Hire help when the product touches sensitive data you cannot protect, when the same bug survives three AI fix attempts, or when a paying customer needs reliability you cannot test yourself. A scoped audit or a small fixed-price fix is cheaper than pretending you understand production security because the dashboard looks green.

Is AI-generated code safe to ship for a paid micro-SaaS?

Sometimes, if scope stays small and you verify the scary paths yourself. AI-generated code is fine for early MVPs when you test auth, billing, and permissions like a tired customer would. It is not fine to launch blind on webhooks and row-level security because the builder said done. Read enough to ask good questions, or pay someone for the parts that can hurt people.

You do not need twelve tabs open to ship one thing

I still have nights where I rearrange my tool list instead of sending five outreach emails.
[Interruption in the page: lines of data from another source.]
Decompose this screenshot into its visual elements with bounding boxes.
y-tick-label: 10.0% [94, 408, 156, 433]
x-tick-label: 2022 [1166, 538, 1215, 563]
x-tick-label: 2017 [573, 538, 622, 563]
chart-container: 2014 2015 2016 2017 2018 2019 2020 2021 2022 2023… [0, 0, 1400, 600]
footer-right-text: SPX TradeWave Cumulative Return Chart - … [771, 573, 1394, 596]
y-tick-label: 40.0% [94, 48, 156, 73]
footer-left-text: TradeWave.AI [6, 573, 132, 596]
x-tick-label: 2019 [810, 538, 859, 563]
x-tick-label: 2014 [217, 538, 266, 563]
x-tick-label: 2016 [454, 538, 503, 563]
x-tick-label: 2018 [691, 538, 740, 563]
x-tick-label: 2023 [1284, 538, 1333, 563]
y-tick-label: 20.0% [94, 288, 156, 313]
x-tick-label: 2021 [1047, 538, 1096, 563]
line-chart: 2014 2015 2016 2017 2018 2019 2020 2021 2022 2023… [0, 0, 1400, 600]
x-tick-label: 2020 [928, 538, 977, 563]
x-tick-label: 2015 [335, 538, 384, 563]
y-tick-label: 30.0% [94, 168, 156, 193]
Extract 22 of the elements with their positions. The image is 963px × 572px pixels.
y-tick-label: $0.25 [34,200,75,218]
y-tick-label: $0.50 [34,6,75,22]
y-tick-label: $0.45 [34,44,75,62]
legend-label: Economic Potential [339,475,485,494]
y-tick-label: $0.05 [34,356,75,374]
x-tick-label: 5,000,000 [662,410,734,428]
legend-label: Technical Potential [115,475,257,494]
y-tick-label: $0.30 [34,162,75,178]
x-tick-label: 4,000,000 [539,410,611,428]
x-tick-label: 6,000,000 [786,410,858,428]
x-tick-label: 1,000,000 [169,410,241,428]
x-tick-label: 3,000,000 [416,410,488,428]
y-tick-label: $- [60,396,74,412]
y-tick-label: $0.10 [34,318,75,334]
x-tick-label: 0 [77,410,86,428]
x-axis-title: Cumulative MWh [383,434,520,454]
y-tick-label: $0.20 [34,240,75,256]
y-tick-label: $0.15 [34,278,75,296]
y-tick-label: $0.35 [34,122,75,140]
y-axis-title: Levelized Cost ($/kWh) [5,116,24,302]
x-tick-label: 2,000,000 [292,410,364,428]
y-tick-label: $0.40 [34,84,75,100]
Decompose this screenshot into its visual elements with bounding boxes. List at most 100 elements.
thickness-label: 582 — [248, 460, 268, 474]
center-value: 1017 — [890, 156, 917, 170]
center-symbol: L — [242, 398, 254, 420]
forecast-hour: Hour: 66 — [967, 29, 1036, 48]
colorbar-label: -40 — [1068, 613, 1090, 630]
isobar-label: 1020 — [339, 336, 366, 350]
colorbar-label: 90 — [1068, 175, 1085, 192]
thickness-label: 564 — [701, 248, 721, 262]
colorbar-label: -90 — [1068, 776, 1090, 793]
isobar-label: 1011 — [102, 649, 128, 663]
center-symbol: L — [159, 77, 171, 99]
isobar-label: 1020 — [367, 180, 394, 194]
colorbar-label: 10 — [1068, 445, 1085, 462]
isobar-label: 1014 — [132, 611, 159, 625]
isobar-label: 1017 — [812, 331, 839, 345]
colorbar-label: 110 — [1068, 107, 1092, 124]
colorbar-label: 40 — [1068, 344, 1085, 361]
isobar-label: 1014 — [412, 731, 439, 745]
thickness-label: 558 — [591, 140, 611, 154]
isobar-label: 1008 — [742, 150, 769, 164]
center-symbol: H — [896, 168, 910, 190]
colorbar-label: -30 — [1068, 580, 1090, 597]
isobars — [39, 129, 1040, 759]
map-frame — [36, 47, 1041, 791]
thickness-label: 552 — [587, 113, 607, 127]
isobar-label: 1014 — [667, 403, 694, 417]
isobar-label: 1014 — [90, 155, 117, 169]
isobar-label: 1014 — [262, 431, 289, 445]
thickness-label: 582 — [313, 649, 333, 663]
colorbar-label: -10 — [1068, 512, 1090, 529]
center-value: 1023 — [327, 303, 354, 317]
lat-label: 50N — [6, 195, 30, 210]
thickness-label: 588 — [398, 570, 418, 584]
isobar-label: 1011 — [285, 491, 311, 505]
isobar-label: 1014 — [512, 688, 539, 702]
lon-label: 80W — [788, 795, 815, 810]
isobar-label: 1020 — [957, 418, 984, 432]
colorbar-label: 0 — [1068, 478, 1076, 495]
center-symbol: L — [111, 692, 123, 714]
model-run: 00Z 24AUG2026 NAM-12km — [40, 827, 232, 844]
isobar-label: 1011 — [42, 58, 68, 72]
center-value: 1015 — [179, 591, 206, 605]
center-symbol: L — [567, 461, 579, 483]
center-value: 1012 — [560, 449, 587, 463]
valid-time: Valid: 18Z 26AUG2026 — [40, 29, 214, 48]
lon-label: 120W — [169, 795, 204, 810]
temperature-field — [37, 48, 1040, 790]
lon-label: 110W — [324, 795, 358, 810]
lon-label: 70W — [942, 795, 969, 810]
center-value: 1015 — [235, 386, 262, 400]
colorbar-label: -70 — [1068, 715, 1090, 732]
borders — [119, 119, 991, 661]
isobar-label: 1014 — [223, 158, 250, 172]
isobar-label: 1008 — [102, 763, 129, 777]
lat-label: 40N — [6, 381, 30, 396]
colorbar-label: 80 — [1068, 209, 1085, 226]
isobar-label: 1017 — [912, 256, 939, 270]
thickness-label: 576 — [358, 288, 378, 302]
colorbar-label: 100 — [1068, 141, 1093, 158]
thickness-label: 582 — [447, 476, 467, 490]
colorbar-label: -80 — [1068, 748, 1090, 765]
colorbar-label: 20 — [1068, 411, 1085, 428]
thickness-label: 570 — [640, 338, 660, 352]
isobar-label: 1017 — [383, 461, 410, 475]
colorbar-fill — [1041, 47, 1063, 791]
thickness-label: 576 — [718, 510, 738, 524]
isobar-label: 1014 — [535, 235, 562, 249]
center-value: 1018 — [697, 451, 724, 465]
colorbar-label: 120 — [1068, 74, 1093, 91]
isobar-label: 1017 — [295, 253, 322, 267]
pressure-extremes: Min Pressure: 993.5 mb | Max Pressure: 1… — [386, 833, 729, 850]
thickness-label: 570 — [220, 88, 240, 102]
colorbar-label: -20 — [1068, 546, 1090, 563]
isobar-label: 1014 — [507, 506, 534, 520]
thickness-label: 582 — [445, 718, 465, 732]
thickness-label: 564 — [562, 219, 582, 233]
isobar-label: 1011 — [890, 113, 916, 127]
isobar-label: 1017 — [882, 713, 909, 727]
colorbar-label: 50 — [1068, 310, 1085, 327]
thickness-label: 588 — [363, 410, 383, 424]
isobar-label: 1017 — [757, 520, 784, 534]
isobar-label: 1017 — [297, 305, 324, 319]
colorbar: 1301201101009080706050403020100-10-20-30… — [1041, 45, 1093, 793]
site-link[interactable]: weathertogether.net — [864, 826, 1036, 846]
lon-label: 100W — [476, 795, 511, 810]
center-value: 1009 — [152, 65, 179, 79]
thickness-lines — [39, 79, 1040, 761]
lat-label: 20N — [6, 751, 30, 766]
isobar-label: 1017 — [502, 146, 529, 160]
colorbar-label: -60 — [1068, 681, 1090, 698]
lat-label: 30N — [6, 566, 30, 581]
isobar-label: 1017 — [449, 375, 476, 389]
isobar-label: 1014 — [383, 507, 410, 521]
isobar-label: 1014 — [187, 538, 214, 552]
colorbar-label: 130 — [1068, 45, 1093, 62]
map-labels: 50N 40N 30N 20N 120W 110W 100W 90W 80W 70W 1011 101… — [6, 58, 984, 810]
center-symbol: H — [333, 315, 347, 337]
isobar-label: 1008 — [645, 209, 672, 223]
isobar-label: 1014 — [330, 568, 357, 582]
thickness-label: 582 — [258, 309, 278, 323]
The list feels productive. Email feels like rejection waiting to happen. Tools are comforting that way. They let you stay busy while avoiding the question that matters: will someone pay?

Micro saas tools for non developers are not a personality. They are three layers you rent: what customers see, where their data lives, how money moves. Pick three or four you can explain out loud. Cut the rest without guilt. Add complexity when revenue pays for it, not when anxiety shops for it.

I googled "what is an API" in 2023. By 2024 someone was paying me nineteen dollars a month for a small tool. The timeline still confuses me. The stack mattered less than I thought on day one and more than I thought on day ninety, when billing broke and I was glad I had written down which dashboard to open.

You do not need permission from a bootcamp. You need a narrow problem, an honest test, and a stack small enough that you can maintain it alone for six months. The product does not care who wrote the code, you or your agent. It cares whether someone pays. Close a tab. Ship the embarrassing version. Then let tools earn their column in your spreadsheet, not the other way around.